Looking For a Quiet HVAC? Keep These Tips in Mind
Every electrical system or appliance in the house makes some sound while it is in use and HVAC systems are no exception. They include numerous moving parts and the vibrations caused when the system is running or switching On and OFF create noise. While industrial HVAC systems are quite loud and residential systems comparatively less, they can still prove to be a nuisance if the sound disturbs family members or wakes you up at night.
If you want to have an HVAC system that keeps your indoor temperature comfortable and does not hamper the peace and quiet in your Bay Area house, you need to invest in systems that are not very loud.

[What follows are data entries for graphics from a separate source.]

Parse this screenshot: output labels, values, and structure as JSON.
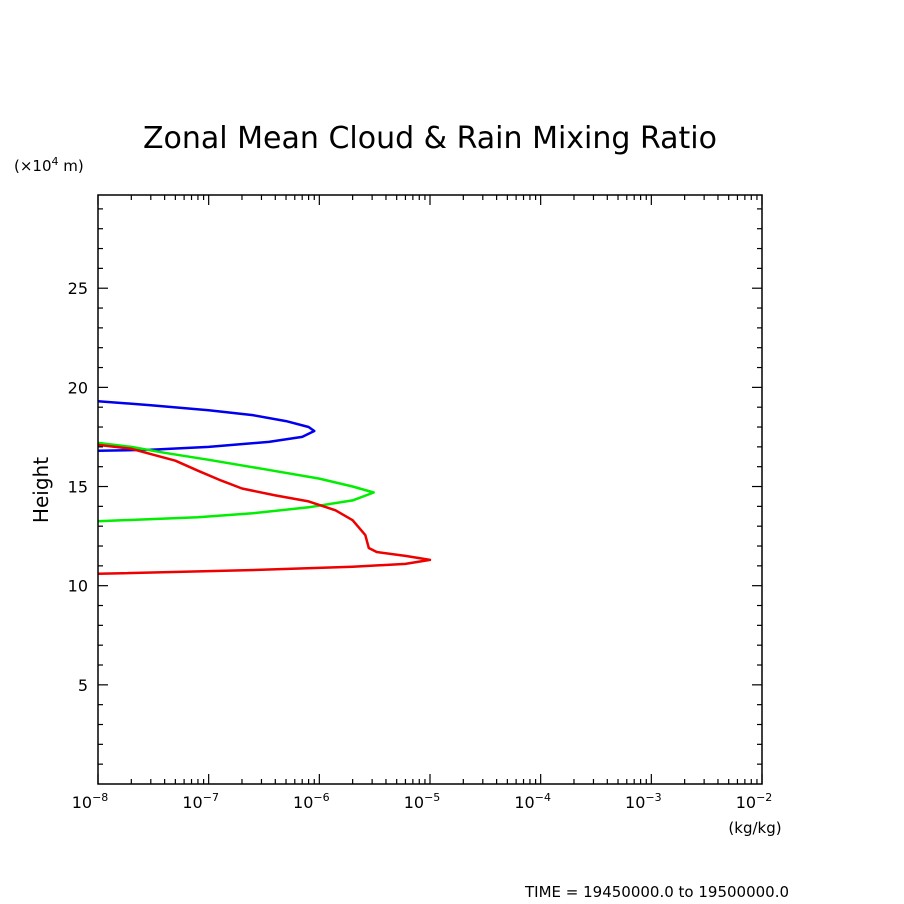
{
  "chart_data": {
    "type": "line",
    "title": "Zonal Mean Cloud & Rain Mixing Ratio",
    "xlabel": "(kg/kg)",
    "ylabel": "Height",
    "y_unit_label": {
      "prefix": "(×10",
      "exponent": "4",
      "suffix": " m)"
    },
    "x_scale": "log",
    "xlim": [
      1e-08,
      0.01
    ],
    "ylim": [
      0,
      29.7
    ],
    "x_ticks": [
      {
        "base": "10",
        "exp": "−8",
        "value": 1e-08
      },
      {
        "base": "10",
        "exp": "−7",
        "value": 1e-07
      },
      {
        "base": "10",
        "exp": "−6",
        "value": 1e-06
      },
      {
        "base": "10",
        "exp": "−5",
        "value": 1e-05
      },
      {
        "base": "10",
        "exp": "−4",
        "value": 0.0001
      },
      {
        "base": "10",
        "exp": "−3",
        "value": 0.001
      },
      {
        "base": "10",
        "exp": "−2",
        "value": 0.01
      }
    ],
    "y_ticks": [
      "5",
      "10",
      "15",
      "20",
      "25"
    ],
    "grid": false,
    "series": [
      {
        "color": "#0000ee",
        "points": [
          [
            1e-08,
            19.3
          ],
          [
            3e-08,
            19.1
          ],
          [
            1e-07,
            18.85
          ],
          [
            2.5e-07,
            18.6
          ],
          [
            5e-07,
            18.3
          ],
          [
            8e-07,
            18.0
          ],
          [
            9e-07,
            17.8
          ],
          [
            7e-07,
            17.5
          ],
          [
            3.5e-07,
            17.25
          ],
          [
            1e-07,
            17.0
          ],
          [
            3e-08,
            16.85
          ],
          [
            1e-08,
            16.8
          ]
        ]
      },
      {
        "color": "#00ee00",
        "points": [
          [
            1e-08,
            17.2
          ],
          [
            2e-08,
            17.0
          ],
          [
            4e-08,
            16.7
          ],
          [
            1e-07,
            16.35
          ],
          [
            3e-07,
            15.9
          ],
          [
            1e-06,
            15.4
          ],
          [
            2e-06,
            15.0
          ],
          [
            3.1e-06,
            14.7
          ],
          [
            2e-06,
            14.3
          ],
          [
            8e-07,
            13.95
          ],
          [
            2.5e-07,
            13.65
          ],
          [
            8e-08,
            13.45
          ],
          [
            1e-08,
            13.25
          ]
        ]
      },
      {
        "color": "#ee0000",
        "points": [
          [
            1e-08,
            17.1
          ],
          [
            2e-08,
            16.9
          ],
          [
            5e-08,
            16.3
          ],
          [
            8e-08,
            15.8
          ],
          [
            1.3e-07,
            15.3
          ],
          [
            2e-07,
            14.9
          ],
          [
            4e-07,
            14.55
          ],
          [
            8e-07,
            14.25
          ],
          [
            1.4e-06,
            13.8
          ],
          [
            2e-06,
            13.3
          ],
          [
            2.6e-06,
            12.55
          ],
          [
            2.8e-06,
            11.9
          ],
          [
            3.3e-06,
            11.7
          ],
          [
            6e-06,
            11.5
          ],
          [
            1e-05,
            11.3
          ],
          [
            6e-06,
            11.1
          ],
          [
            2e-06,
            10.95
          ],
          [
            3e-07,
            10.8
          ],
          [
            1e-08,
            10.6
          ]
        ]
      }
    ]
  },
  "footer": {
    "time_label": "TIME = 19450000.0 to 19500000.0"
  }
}
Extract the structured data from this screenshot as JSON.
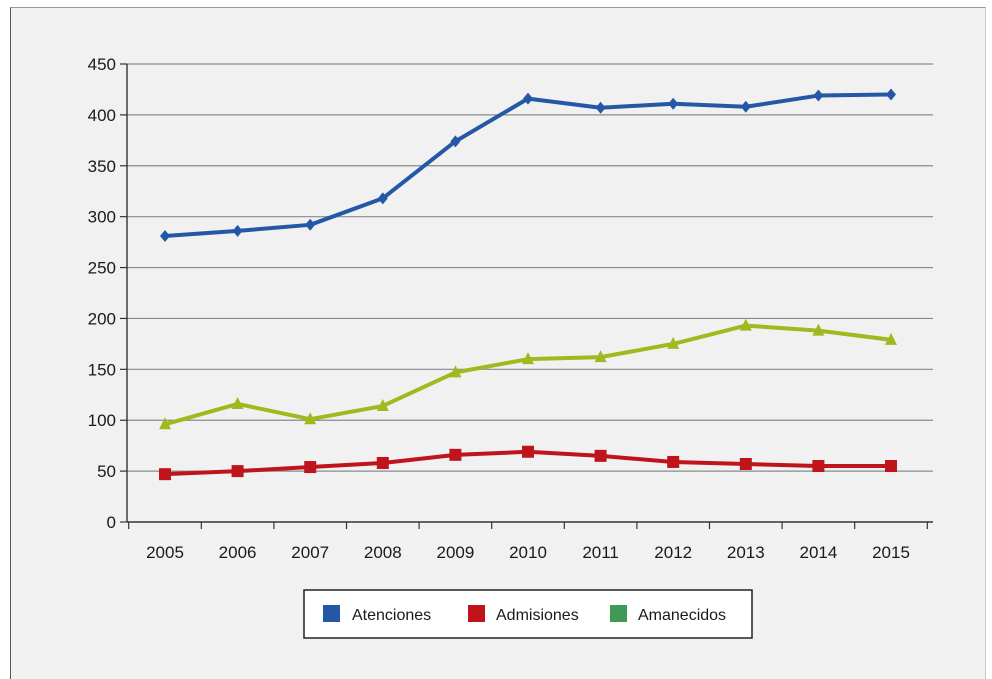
{
  "chart_data": {
    "type": "line",
    "title": "",
    "xlabel": "",
    "ylabel": "",
    "categories": [
      "2005",
      "2006",
      "2007",
      "2008",
      "2009",
      "2010",
      "2011",
      "2012",
      "2013",
      "2014",
      "2015"
    ],
    "ylim": [
      0,
      450
    ],
    "yticks": [
      0,
      50,
      100,
      150,
      200,
      250,
      300,
      350,
      400,
      450
    ],
    "grid": true,
    "legend_position": "bottom",
    "series": [
      {
        "name": "Atenciones",
        "color": "#2458a6",
        "marker": "diamond",
        "values": [
          281,
          286,
          292,
          318,
          374,
          416,
          407,
          411,
          408,
          419,
          420
        ]
      },
      {
        "name": "Admisiones",
        "color": "#c0141c",
        "marker": "square",
        "values": [
          47,
          50,
          54,
          58,
          66,
          69,
          65,
          59,
          57,
          55,
          55
        ]
      },
      {
        "name": "Amanecidos",
        "color": "#9dba1e",
        "marker": "triangle",
        "legend_color": "#3e9a55",
        "values": [
          96,
          116,
          101,
          114,
          147,
          160,
          162,
          175,
          193,
          188,
          179
        ]
      }
    ]
  }
}
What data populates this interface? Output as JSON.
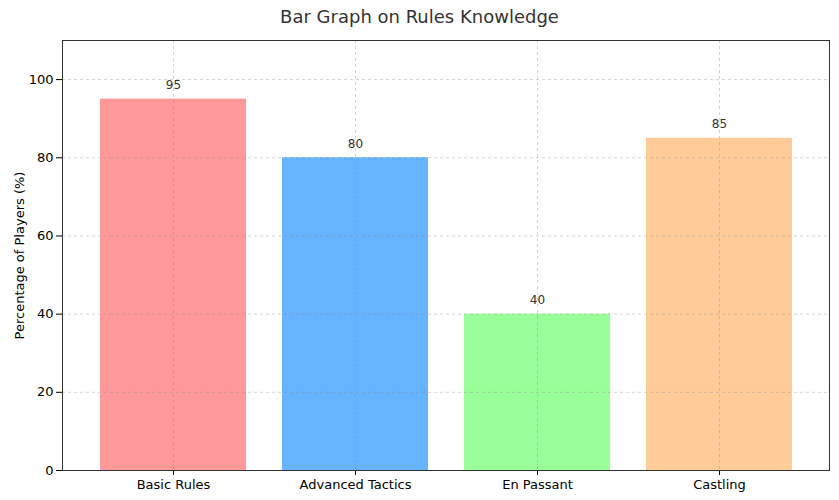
{
  "chart_data": {
    "type": "bar",
    "title": "Bar Graph on Rules Knowledge",
    "y_label": "Percentage of Players (%)",
    "categories": [
      "Basic Rules",
      "Advanced Tactics",
      "En Passant",
      "Castling"
    ],
    "values": [
      95,
      80,
      40,
      85
    ],
    "colors": [
      "#ff9999",
      "#66b3ff",
      "#99ff99",
      "#ffcc99"
    ],
    "ylim": [
      0,
      110
    ],
    "yticks": [
      0,
      20,
      40,
      60,
      80,
      100
    ],
    "grid": true,
    "data_labels": true
  }
}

When you are purchasing a new HVAC system and looking for features like energy efficiency and affordability, take the sound level into consideration as well.
Here are some tips to keep in mind when choosing a quiet HVAC system.
- Check the Decibel Rating
Just like energy efficiency ratings (SEER for instance), every HVAC system has a decibel rating (dB) that denotes the intensity of its sound. Higher the decibel rating, louder is the system. Lower the decibel rating, quieter the system will be.
So, if you are looking for a quiet HVAC system, you must check and compare the decibel rating of different HVAC brands and products.
- Decibel Rating in General Terms
You may not have any idea how much noise 50dB or 80dB is, when you read it in the system features. So here is a general frame of reference (by Purdue University) to help you understand noise levels and to gauge the sound level that you will be comfortable with.
- A normal conversation at home is about 50dB.
- Restaurant conversations are around 60dB.
- 70dB is considered “annoyingly loud”. The sound of a vacuum cleaner, for example.
- A garbage disposal would be around 80dB.
An HVAC system that has a rating of about 60db or less is generally preferred for homes. The quietest HVAC systems are those that have a decibel rating between 50-60Db.
- Sound Reducing Features
Generally, the starting and stopping of the system fan is a noise that some may find quite loud. Also, in summers, the HVAC system is running constantly to keep indoor temperature to the desired comfort level and hence runs at its highest decibel level.
But apart from low decibel level ratings, you can also look for these other features that help lower the sound your system makes.
a. Variable speed fans
When it is not very hot, your system fans do not need to run at full speed. If they run at a low speed, sound will automatically reduce.
b. Noise reducing fan blades
Certain systems have noise reducing fan blades that are designed keeping aerodynamics in mind, so that they create less noise even as they rotate.
c.Compressor insulation mounts
These mounts reduce noise by using vibration damping material. They also provide optimum levelling and alignment so that the compressor sound is reduced as much as possible.